Pal annuì di nuovo. E pensò che Gros gli sarebbe mancato. Anche Gros pensò la stessa cosa: non aveva mai conosciuto nessuno così sincero e leale.
“Pal, tu per me sei come un fratello,” disse il ragazzone.
“Anche tu per me,” replicò Pal.
Parlarono di ciò che avrebbero fatto una volta finita la guerra.
“Io mi sposerò con Melinda,” disse Gros. “Apriremo un locale tutto nostro. Guarda, ho già disegnato il progetto.”
Estrasse da una tasca un pezzo di carta accuratamente piegato e lo porse al compagno, che lo espose alla luce della luna per vederlo meglio. Fece un fischio di ammirazione: del progetto non capiva niente, ma si rendeva conto che il disegno era stato eseguito con precisione assoluta.
“Capperi! Un gran bel locale.”
Gros gli illustrò lo schema, ma le spiegazioni non chiarirono nulla. Poi alzò la testa, smarrito, e gli chiese di punto in bianco:
“C’è una domanda che si fanno tutti: tu e Laura scopate?”
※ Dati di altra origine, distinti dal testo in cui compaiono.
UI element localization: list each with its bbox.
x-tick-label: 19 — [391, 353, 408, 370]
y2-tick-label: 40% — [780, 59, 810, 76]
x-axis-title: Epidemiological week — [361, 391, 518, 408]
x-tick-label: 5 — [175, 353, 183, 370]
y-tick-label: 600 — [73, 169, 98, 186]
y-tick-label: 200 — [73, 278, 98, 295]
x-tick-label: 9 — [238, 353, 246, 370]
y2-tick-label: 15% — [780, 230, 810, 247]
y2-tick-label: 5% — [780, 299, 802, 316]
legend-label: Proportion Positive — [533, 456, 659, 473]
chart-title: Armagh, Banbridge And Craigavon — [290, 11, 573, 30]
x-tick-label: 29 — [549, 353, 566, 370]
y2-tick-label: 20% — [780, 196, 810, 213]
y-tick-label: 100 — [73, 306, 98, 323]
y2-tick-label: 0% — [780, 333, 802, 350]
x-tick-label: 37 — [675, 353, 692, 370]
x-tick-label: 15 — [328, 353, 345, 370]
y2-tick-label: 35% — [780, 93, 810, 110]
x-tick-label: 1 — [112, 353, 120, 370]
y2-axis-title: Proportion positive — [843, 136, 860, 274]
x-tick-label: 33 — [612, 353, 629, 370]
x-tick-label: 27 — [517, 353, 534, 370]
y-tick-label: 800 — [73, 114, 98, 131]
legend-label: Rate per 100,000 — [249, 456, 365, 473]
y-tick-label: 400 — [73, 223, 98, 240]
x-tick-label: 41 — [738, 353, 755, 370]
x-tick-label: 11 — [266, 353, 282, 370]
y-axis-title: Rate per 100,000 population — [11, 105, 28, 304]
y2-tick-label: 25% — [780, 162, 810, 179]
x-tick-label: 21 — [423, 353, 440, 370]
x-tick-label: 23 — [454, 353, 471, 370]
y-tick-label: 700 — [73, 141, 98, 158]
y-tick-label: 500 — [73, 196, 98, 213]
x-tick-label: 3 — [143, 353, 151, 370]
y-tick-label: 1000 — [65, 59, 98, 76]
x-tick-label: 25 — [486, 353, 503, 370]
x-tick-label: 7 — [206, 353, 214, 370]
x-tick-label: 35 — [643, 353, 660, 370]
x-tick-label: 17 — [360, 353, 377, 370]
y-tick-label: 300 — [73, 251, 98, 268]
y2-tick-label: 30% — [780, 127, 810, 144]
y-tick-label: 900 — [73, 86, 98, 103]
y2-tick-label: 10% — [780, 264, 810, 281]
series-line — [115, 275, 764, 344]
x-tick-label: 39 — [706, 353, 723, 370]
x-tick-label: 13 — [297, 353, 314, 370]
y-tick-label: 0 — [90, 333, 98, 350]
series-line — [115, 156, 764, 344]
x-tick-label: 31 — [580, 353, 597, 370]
“No,” rispose Pal, piuttosto imbarazzato di non essere ancora completamente uomo.
Si chinò verso l’orecchio del compagno e sussurrò:
“È che io… non so scopare.”
Gros gli sorrise.
“Non ti preoccupare, ti rifarai molto presto.”
E schiacciò con il suo enorme braccio la spalla del ragazzo.
Pal osservò le stelle scintillanti nel cielo senza nuvole. Se suo padre avesse guardato lo stesso cielo in quel preciso momento, avrebbe visto Beaulieu, avrebbe visto i suoi compagni, avrebbe visto che il figlio non era solo. “Ti voglio bene, papà,” mormorò al vento e alle stelle.